Tuesday, December 20, 2011

the call.

A week ago yesterday morning, I found out that I have cancer.

When I stopped the crying, and the phone calls, I felt a truth rise in me.

I don't want to miss this opportunity. I don't want to just get through this. I've prayed too often for wisdom, and courage, and for closeness with God, to let this pass. I don't believe that God is causing this cancer, but I know that He's allowing it, and friends--I don't want to be victorious, I don't want to be the picture of someone stronger for the wear, or a proud cancer survivor. I want to be the one weakened by reliance on our powerful God. I want to be humbled by a greater understanding of His glory, and His grace.

I've learned, over the past week, that it's much easier to say those things in the moments when I'm not having terrible stomach cramping, or vomiting, or fear. So my greatest prayers are for the worst moments. The moments when I know that God is with me, but when I start to wonder why He allows the pain.

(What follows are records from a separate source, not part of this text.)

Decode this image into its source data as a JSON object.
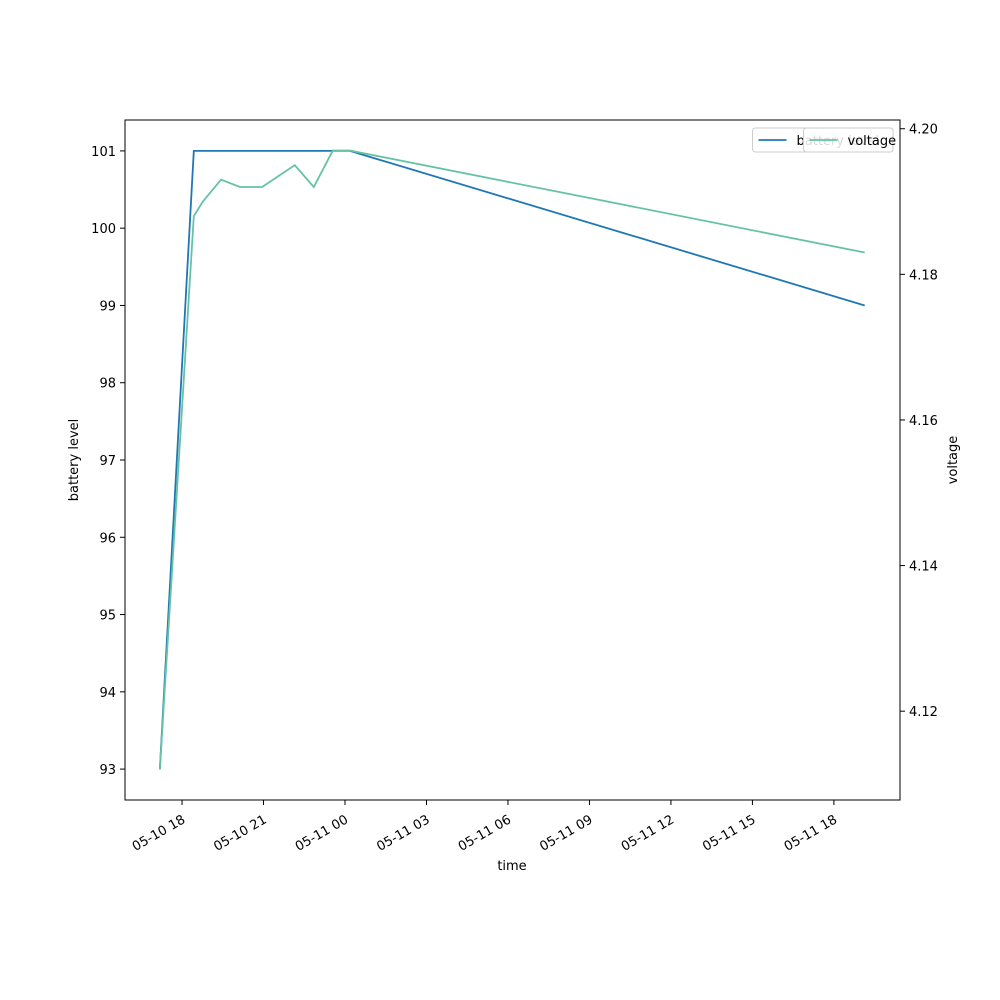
{
  "chart_data": {
    "type": "line",
    "xlabel": "time",
    "ylabel": "battery level",
    "y2label": "voltage",
    "xlim": [
      "05-10 15:54",
      "05-11 20:26"
    ],
    "xticks": [
      "05-10 18",
      "05-10 21",
      "05-11 00",
      "05-11 03",
      "05-11 06",
      "05-11 09",
      "05-11 12",
      "05-11 15",
      "05-11 18"
    ],
    "ylim": [
      92.6,
      101.4
    ],
    "yticks": [
      93,
      94,
      95,
      96,
      97,
      98,
      99,
      100,
      101
    ],
    "y2lim": [
      4.1078,
      4.2012
    ],
    "y2ticks": [
      4.12,
      4.14,
      4.16,
      4.18,
      {
        "value": 4.2,
        "label": "4.20"
      }
    ],
    "legend": "upper right",
    "series": [
      {
        "name": "battery level",
        "color": "#1f77b4",
        "x": [
          "05-10 17:11",
          "05-10 18:26",
          "05-11 00:11",
          "05-11 19:08"
        ],
        "values": [
          93,
          101,
          101,
          99
        ]
      },
      {
        "name": "voltage",
        "color": "#66c2a5",
        "axis": "y2",
        "x": [
          "05-10 17:11",
          "05-10 18:26",
          "05-10 18:46",
          "05-10 19:26",
          "05-10 20:08",
          "05-10 20:57",
          "05-10 22:09",
          "05-10 22:51",
          "05-10 23:33",
          "05-11 00:11",
          "05-11 19:08"
        ],
        "values": [
          4.112,
          4.188,
          4.19,
          4.193,
          4.192,
          4.192,
          4.195,
          4.192,
          4.197,
          4.197,
          4.183
        ]
      }
    ]
  }
}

The truth is that I don't need to know. I believe that nothing is lost in the economy of God.

I don't know what's ahead. My appointment with the oncologist is tomorrow, and I might not even know then what all of this means. Will treatment be straightforward, or complicated? Will it be taken care of once and for all, leaving me to a normal life? Will I live with scars? Will I die?

I don't know.

I do know that I serve a loving, and a gracious God who has plans both for my life, and for my death, as He does for you, and that if His strength is made perfect in my weakness, then I am not in such a terrible place.